What is being called the largest solar power plant of its kind was connected to the grid last week by Acciona Energy in the Alentejo region of Portugal. The 46-MWp farm, located on 250 hectares in Amareleja parish near the Spanish border, was built in 13 months and represents an investment of about €261 million by the company (which 100% owns the plant).
Acciona Solar, a subsidiary of Acciona Energy, built the Amareleja plant. The first 3 MW were installed at the end of 2007 and were connected provisionally in March 2008. The installation of the remainder of the plant’s solar field and the construction of the evacuation line were completed this year. An average of 150 employees worked on the plant's construction, with a peak of almost 500 workers, the company said.
The solar field features 262,080 polycrystalline PV modules mounted on 2520 Buskil trackers (an in-house Acciona technology), each with a surface area of 142 square meters (13 m long by 10.87 m high).

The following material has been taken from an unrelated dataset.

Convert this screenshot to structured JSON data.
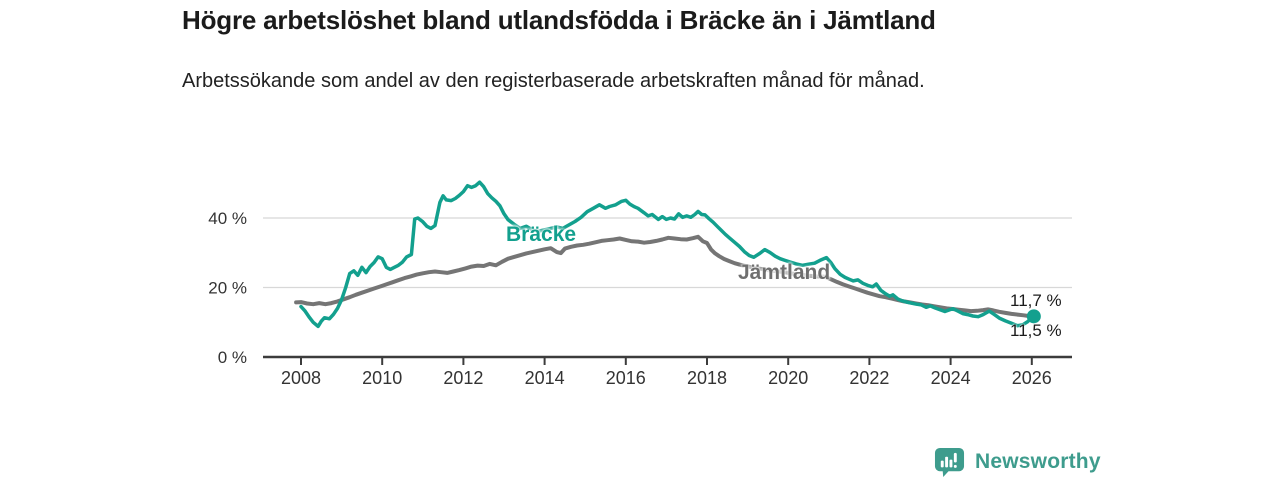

Each tracker supports 104 polycrystalline silicon modules with a capacity of 170 and 180 Wp each, according to the company. The trackers follow the sun with an azimuthal rotation movement of 240° and a fixed inclination of 45°.
The Amareleja plant is capable of producing 93 million KW/hr annually, avoiding 89,383 tons of carbon dioxide that would have been emitted from a coal-fired power station of the same size.
The new solar power station will help to achieve the objectives in the Portuguese government's E4 Energy Efficiency and Endogenous Energies policy and to meet the country's greenhouse gas reduction commitments. In the case of PV power, the aim is to install 150 MWp, of which Amareleja will account for 30%.
With 68 MW of installed PV capacity and another 100 MW of concentrated solar power (CSP) under construction in Spain as well as a 64-MW CSP farm operating in Nevada (U.S.), Acciona will soon have 278 MW of solar power online in the two countries.